Wood counters are not heat or stain resistant. Red-hot pans can’t be set down on the counter without a pad or trivet. Timber can swell and wither in conditions of extreme dryness or humidity, which may cause cracking. Excessive wetness stirs the timber susceptible to rot and blotch. It develops a patina over period( a detail that also falls in the Pros category; it’s a matter of savor ). Butcher block involves some maintenance.

Italian kitchen designers Schiffini use end-grain butcher block at the end of a kitchen island.

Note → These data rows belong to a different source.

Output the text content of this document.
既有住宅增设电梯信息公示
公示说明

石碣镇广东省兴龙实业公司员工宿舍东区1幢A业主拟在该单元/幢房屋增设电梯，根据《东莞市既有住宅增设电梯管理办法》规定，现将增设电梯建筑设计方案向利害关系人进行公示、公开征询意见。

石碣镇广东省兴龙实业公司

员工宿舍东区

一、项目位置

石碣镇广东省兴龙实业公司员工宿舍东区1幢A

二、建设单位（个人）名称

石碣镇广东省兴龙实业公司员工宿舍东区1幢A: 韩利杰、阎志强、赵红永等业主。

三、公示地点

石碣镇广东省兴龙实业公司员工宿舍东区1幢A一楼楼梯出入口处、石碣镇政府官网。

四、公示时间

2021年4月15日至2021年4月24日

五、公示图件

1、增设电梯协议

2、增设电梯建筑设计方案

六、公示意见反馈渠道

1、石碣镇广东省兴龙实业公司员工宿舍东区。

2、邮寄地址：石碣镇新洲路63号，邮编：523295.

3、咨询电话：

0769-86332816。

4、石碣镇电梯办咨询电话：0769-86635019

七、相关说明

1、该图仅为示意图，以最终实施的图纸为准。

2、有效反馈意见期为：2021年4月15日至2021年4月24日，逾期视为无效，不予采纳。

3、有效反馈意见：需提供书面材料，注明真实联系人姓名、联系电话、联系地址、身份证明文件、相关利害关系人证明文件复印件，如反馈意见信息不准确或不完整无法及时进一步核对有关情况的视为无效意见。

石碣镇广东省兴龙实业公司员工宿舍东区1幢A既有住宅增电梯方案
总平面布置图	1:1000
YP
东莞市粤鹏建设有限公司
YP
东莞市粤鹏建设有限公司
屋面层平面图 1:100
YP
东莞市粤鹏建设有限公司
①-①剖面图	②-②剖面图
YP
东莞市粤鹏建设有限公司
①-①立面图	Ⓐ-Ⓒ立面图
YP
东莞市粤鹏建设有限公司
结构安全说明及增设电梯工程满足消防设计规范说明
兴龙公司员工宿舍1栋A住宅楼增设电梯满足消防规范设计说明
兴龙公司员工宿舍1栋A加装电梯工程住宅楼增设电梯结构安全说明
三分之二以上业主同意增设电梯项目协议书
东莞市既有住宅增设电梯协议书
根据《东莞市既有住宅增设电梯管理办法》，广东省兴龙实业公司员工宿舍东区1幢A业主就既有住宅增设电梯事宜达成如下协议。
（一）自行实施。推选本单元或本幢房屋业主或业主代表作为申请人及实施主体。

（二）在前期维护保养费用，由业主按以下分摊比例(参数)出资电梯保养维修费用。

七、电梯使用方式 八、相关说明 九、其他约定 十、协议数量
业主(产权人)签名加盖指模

Above: Italian kitchen designers Schiffini employ end-grain butcher block at the end of a kitchen island.

Researching brand-new countertops? For more on the subject, realize our Remodeling 101 Guide to Kitchen Countertops, plus our recent posts on the subject 😛 TAGEND

Remodeling 101: A Primer on Kitchen Countertops Remodeling 101: A Low-Maintenance Guide to Maintaining Soapstone Counters Remodeling 101: The Difference Between Carrara, Calacatta, and Statuary Marble

Finally, get more suggestions on how to evaluate and choose your kitchen countertop in our Remodeling 101 Guide: Kitchen Countertops.

N.B .: This post gave an update. It originally led on November 19, 2013.